Ну, потом ужин… Под утро вернулись. Днём он забрал все вещи, что я принесла, кроме часиков женских, и поехал их закладывать. А вечером уехал в Гельсингфорс. Мы договорились, что он поедет первым, а я на несколько дней сниму дачу в Озёрах и буду ждать от него известий. Он, как устроится, меня вызовет. Он все, все забрал, только одни-единственные часики мне оставил и денег пять рублей. Говорил, что всего на пару дней. А я ждала, ждала, ждала… не едет и не пишет. Как в воду канул. Бросил меня… — в голосе её послышались горестные интонации. — А что же я одна, без денег?..
Казалось, она напрочь забыла о присутствии Шумилова и полностью погрузилась в свои горести.

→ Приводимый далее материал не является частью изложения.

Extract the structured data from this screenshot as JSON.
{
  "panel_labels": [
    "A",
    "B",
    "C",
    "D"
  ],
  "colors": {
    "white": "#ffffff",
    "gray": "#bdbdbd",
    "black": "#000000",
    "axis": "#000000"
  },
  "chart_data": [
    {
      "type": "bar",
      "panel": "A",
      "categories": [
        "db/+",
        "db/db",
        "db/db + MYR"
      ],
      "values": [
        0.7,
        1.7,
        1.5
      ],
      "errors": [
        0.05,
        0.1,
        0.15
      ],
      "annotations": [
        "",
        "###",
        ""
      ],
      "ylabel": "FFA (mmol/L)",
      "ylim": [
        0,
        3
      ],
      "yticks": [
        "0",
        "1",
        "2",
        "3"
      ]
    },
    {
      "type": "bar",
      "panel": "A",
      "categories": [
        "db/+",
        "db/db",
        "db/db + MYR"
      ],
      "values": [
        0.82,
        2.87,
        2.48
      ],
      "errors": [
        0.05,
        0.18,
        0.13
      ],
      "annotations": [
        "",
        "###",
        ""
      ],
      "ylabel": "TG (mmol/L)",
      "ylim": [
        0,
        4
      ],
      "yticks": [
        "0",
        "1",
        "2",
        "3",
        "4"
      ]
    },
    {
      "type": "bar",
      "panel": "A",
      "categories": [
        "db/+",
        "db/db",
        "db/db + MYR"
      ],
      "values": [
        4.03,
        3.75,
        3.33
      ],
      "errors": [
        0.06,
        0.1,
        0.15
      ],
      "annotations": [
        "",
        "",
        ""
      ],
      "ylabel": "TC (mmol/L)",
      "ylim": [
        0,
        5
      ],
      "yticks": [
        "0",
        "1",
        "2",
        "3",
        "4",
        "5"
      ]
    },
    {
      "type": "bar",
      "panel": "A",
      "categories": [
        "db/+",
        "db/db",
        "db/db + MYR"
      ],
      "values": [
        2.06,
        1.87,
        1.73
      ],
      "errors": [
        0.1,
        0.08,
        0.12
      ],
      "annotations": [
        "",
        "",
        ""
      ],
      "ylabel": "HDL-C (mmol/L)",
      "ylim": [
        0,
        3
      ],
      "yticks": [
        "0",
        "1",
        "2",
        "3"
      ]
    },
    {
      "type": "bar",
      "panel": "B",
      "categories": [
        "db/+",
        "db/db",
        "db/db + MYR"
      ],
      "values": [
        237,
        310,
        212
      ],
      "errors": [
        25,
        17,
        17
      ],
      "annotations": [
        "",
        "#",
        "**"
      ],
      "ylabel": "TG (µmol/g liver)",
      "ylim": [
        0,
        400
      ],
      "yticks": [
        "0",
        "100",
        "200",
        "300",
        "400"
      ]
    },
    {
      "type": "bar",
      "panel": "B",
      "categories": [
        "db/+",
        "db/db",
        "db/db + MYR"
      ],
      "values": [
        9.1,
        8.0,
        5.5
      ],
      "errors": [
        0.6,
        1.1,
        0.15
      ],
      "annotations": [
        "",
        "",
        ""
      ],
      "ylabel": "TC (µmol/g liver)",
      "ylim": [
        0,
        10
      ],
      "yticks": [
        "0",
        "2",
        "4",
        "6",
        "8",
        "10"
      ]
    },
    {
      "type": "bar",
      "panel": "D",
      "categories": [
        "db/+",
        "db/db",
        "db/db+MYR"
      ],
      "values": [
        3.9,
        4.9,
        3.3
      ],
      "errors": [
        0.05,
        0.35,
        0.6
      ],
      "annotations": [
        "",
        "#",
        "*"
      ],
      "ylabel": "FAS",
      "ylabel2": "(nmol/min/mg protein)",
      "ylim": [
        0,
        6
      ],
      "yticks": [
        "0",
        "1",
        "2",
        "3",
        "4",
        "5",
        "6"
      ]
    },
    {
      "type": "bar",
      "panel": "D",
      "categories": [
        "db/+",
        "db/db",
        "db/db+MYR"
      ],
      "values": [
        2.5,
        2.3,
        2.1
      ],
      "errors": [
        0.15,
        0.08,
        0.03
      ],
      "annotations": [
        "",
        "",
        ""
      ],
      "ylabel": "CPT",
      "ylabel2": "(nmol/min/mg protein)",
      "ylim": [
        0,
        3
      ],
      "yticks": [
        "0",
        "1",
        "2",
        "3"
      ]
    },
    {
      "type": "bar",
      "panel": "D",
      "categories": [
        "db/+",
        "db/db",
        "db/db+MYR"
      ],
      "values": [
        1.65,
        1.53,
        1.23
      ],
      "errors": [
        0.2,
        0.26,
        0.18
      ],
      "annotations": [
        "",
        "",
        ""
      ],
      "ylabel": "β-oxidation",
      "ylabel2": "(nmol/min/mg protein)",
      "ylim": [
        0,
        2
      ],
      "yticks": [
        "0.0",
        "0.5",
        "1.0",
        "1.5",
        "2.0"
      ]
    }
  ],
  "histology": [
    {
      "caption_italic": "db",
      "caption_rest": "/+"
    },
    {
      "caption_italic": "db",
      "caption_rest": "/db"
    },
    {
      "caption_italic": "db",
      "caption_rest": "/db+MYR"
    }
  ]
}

— Вы забыли сказать, как фамилия вашего Миши, — заметил Шумилов.
Она словно очнулась:
— Я не сказала? Безак. Михаил Михайлович Безак. Он был урядником, когда мы познакомились. Молодой, красивый, в синем мундире, сапоги до блеска начищены… Это уже потом, через два месяца, его вывели из штата, а тогда… Его во всех ресторациях уважали и кланялись. Он мне пальто подарил с лисой и ожерелье жемчужное. Правда, потом всё это пришлось заложить. И не выкупить… Вы знаете, он моложе меня на четыре года, но куда как умнее, и жизнь знает лучше, чем я… — внезапно она замолчала, её лицо опять ожесточилось, на переносице собралась глубокая вертикальная складка: — А скажите, вы его найдёте? Да, обязательно найдите и накажите его! Накажите!
— Безак… Безак… Сенатор был такой во времена Государя Николая Павловича.
— Да-да, — закивала Семенова. — Это его дед.
Алексей Иванович понимал, что нельзя Семенову оставлять здесь одну. Чего доброго, опять исчезнет. Нужно было срочно перевезти её в город и для начала показать Карабчевскому. А дальше, без сомнений, ей прямая дорога в полицию. Каким образом это лучше сделать, предстояло еще обдумать. А пока же он поднялся с поваленного дерева и приказал:
— Екатерина Николаевна, сейчас вы соберёте свои вещи и проследуете со мной.
13
Сдав Семёнову Карабчевскому, Шумилов стал невольным свидетелем того, как та в подробностях повторила все свои прежние слова, добавив к ним ещё несколько подробностей. Карабчевский уговорил Алексея Ивановича доставить женщину в какой-то дом, где некто, назвавшийся Верещагиным, с манерами отставного полицейского согласился выполнить все указания присяжного поверенного.
Решив таким образом вопрос с дальнейшим пребыванием Семеновой, Карабчевский порекомендовал Шумилову проверить все обстоятельства сказанного ею более подробно. Полиция, по его словам, не будет склонна поверить дамочке такого умственного развития и с явной склонностью к помешательству. А без веры полиции рассчитывать на освобождение Мироновича не приходилось.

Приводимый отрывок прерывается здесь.